1.1: Getting Started with SSI & XIDs

XIDs are a powerful new type of decentralized identifier, meant to fulfill the original principles of self-sovereign identity, much of which has been lost as the commercial market for DIDs has evolved.

Here's a bit more about what that all means.

Understanding Self-Sovereign Identity

The concept of self-sovereign identity (SSI) was popularized in "The Path to Self-Sovereign Identity" and through the Rebooting the Web of Trust workshops. The idea was simple: people should control their digital identities, not be beholden to centralized entities such as Google and Facebook who can remove their identity at a whim.

That original article laid out ten principles for what SSI should include: existence, control, access, transparency, persistence, portability, interoperability, consent, minimization, and protection. Those principles are still being discussed today but their foundations are strong: users should have full visibility on their identity, they should have principal authority over it, and they should be able to move it around as they see fit.

Unfortunately, as the SSI ecosystem matured, it moved away from these core principles, as discussed in "Has our SSI Ecosystem Become Morally Bankrupt?". Issuers took control of identities and created centralized points-of-failure and even centralized logging of identity usage. Many SSI deployments ultimately reiterated the problems of centralized identity: they weren't truly self-sovereign.

Understanding XIDs

XIDs were invented to offer a new model for self-sovereign identity that goes back to first principles. "How XIDs Demonstrate a True Self-Sovereign Identity" talks about many of the ways that they go back to those principles.

It starts out with the core design: a XID is an autonomous cryptographic object (ACO). It's a self-sufficient package that contains an identifier, keys to control that identifier, and other data. You don't need to depend on any infrastructure: there's no separate issuer or verifier, no centralized authority at all. A XID is holder-created and holder-controlled. That's the dream of self-sovereign identity.

The other major design element of the XID is a holder's ability to redact (elide) content. This allows for selective disclosure (you decide exactly what to give out to each person) and data minimization (you release only the amount of information that's required). Although data minimization has long been given lip service, it's rarely been well-supported. Even when self-sovereign identity has enabled redaction, what you can redact has often been controlled by an issuer (which violates the most central vision of SSI).

The technology in XIDs is novel (including deterministic encoding, radical elision, and progressive trust). The privacy is greatly improved over existing systems that put issuers in the driver's seat. Finally, it's bolstered by radically private communication methods such as Garner, which ensure that your self-sovereign identity is supported by self-sovereign networking.
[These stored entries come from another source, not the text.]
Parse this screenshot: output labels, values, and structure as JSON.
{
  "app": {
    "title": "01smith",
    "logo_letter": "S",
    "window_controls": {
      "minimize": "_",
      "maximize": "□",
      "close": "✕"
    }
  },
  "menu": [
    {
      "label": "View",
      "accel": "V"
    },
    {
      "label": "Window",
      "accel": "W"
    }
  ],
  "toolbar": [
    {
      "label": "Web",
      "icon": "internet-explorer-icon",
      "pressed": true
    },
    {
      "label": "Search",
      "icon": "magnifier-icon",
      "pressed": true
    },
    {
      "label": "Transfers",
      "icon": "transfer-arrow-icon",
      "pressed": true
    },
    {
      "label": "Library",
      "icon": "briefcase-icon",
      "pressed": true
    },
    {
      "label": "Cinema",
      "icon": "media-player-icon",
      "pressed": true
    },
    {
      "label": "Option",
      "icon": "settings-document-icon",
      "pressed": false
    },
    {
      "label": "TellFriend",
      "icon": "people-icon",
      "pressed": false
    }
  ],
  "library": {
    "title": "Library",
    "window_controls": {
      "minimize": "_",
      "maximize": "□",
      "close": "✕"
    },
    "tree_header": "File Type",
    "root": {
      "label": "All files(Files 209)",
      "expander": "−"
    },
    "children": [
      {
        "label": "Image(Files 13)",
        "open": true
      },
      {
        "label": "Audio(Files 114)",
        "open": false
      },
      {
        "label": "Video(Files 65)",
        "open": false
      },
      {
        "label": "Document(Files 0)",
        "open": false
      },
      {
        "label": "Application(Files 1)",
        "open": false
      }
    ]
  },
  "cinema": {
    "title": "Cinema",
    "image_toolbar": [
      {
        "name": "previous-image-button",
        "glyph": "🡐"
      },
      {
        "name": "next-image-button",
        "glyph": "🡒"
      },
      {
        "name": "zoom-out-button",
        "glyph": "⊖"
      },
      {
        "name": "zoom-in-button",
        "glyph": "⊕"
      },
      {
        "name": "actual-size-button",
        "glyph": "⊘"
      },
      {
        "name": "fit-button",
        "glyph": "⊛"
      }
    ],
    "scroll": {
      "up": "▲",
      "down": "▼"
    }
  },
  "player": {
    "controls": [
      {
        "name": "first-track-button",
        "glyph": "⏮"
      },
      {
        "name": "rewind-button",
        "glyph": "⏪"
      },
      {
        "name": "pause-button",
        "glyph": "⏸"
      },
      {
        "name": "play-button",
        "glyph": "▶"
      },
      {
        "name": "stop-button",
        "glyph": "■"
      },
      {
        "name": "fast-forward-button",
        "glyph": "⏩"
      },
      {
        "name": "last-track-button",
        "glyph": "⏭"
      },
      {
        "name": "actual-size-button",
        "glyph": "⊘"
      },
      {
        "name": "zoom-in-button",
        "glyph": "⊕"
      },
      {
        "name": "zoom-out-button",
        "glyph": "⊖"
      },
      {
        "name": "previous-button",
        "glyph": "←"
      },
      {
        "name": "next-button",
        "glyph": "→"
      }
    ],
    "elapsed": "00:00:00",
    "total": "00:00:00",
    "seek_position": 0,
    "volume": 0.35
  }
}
If you believe in self-sovereign identity (or privacy or novel technologies or improving the specifications we already have), then XIDs are for you.

Getting Started with XIDs

Working with XIDs in this tutorial will give you hands-on experience with how you can maintain a stable identifier even through key rotation, device additions, and recovery scenarios. It will also demonstrate how to cryptographically elide data while maintaining verifiability through signatures.

Learning XIDs

The heart of this course is the Learning XIDs tutorial. We suggest downloading the few pieces of required software and running all the commands discussed in the tutorial one at a time, to get a feel for how everything works. Explore the results, digging into them further if you wish, as that's the power of a hands-on course like this.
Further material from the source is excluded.